El misterio de la Sagrada Eucaristía, instituida por el Sumo Sacerdote, Jesucristo, y por voluntad de Él constantemente renovada por sus ministros, es como el compendio y centro de la religión cristiana. Tratándose del punto más alto de la sagrada liturgia, creemos oportuno, venerables hermanos, detenernos un poco y llamar vuestra atención sobre argumento de tan grande importancia. […]
Sacrificio propio y verdadero
El augusto sacrificio del altar no es, pues, una pura y simple conmemoración de la Pasión y Muerte de Jesucristo, sino que es un sacrificio propio y verdadero, por el que el Sumo Sacerdote, mediante su inmolación incruenta, repite lo que una vez hizo en la cruz, ofreciéndose enteramente al Padre, como Víctima gratísima. […]
Idéntico, pues, es el Sacerdote, Jesucristo, cuya sagrada Persona es representada por su ministro. Este, en virtud de la consagración sacerdotal que ha recibido, se asemeja al Sumo Sacerdote y tiene el poder de obrar en virtud y en persona del mismo Cristo; por eso, con su acción sacerdotal, en cierto modo, «presta a Cristo su lengua y le alarga su mano»1.

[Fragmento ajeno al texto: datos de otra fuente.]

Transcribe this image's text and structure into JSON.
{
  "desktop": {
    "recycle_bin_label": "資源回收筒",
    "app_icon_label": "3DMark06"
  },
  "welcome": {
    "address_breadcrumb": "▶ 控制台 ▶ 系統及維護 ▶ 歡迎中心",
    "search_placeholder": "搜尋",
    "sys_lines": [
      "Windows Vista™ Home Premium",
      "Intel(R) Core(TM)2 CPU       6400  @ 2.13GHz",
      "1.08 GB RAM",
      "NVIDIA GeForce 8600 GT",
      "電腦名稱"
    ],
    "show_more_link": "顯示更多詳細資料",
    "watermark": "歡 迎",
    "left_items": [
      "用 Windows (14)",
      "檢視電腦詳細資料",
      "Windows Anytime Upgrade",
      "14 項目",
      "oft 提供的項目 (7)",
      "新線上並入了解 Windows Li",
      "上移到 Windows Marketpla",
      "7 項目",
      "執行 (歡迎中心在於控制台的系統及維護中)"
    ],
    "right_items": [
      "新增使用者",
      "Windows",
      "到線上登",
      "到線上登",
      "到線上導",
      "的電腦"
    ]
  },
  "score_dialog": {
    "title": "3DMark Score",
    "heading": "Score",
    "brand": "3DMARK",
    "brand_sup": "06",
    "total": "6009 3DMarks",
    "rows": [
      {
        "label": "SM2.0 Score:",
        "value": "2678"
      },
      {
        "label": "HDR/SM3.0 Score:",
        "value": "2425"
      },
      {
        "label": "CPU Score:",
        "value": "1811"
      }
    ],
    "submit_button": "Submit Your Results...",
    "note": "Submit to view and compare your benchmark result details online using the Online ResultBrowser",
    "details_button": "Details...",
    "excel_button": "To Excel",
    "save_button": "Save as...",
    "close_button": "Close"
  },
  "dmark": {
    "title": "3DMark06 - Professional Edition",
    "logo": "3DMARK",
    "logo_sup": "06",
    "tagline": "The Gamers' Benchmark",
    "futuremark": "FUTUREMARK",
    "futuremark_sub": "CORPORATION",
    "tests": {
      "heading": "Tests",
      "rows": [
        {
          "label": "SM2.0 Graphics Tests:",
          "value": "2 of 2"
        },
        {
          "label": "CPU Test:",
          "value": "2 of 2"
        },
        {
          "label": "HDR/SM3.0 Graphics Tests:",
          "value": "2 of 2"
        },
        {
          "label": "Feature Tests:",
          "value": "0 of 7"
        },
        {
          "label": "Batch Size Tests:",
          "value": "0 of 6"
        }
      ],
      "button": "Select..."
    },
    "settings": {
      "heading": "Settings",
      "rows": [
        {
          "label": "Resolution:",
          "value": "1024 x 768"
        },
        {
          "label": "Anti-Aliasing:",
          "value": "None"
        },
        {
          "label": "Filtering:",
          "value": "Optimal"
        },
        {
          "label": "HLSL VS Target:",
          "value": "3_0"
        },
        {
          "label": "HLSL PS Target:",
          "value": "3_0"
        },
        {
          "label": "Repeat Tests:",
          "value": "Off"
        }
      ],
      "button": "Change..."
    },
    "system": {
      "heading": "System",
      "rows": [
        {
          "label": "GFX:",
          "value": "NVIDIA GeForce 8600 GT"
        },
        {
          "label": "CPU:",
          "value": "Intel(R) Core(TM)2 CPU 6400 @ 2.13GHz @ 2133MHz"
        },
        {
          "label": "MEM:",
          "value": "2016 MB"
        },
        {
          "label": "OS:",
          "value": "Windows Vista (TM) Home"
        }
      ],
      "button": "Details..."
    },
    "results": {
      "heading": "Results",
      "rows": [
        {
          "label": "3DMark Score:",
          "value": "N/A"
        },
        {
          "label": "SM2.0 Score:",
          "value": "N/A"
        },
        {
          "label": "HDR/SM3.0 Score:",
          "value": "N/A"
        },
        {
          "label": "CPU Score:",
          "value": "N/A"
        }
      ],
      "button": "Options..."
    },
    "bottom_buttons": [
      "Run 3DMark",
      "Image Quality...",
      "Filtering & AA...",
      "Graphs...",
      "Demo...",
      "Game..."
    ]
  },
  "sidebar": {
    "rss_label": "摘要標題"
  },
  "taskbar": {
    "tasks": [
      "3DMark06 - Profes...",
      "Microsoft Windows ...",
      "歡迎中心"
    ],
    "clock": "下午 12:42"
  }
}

Idéntica también es la Víctima, esto es, el Redentor divino, según su naturaleza humana y en la realidad de su cuerpo y de su sangre. Es diferente, en cambio, el modo como Cristo se ofrece.
En efecto, en la cruz Él se ofreció a Dios totalmente y con todos sus sufrimientos, y esta inmolación de la Víctima fue llevada a cabo por medio de una muerte cruenta, voluntariamente padecida; en cambio, sobre el altar, a causa del estado glorioso de su naturaleza humana, «la muerte no tendrá ya dominio sobre Él» (Rom 6, 9), y por eso la efusión de la sangre es imposible; pero la divina Sabiduría ha hallado un modo admirable para hacer manifiesto el sacrificio de nuestro Redentor con señales exteriores, que son símbolos de muerte, ya que, gracias a la transustanciación del pan en el cuerpo y del vino en la sangre de Cristo, así como está realmente presente su cuerpo, también lo está su sangre; y de esa manera las especies eucarísticas, bajo las cuales se halla presente, simbolizan la cruenta separación del cuerpo y de la sangre. De este modo, la conmemoración de su muerte, que realmente sucedió en el Calvario, se repite en cada uno de los sacrificios del altar, ya que, por medio de señales diversas, se significa y se muestra Jesucristo en estado de víctima.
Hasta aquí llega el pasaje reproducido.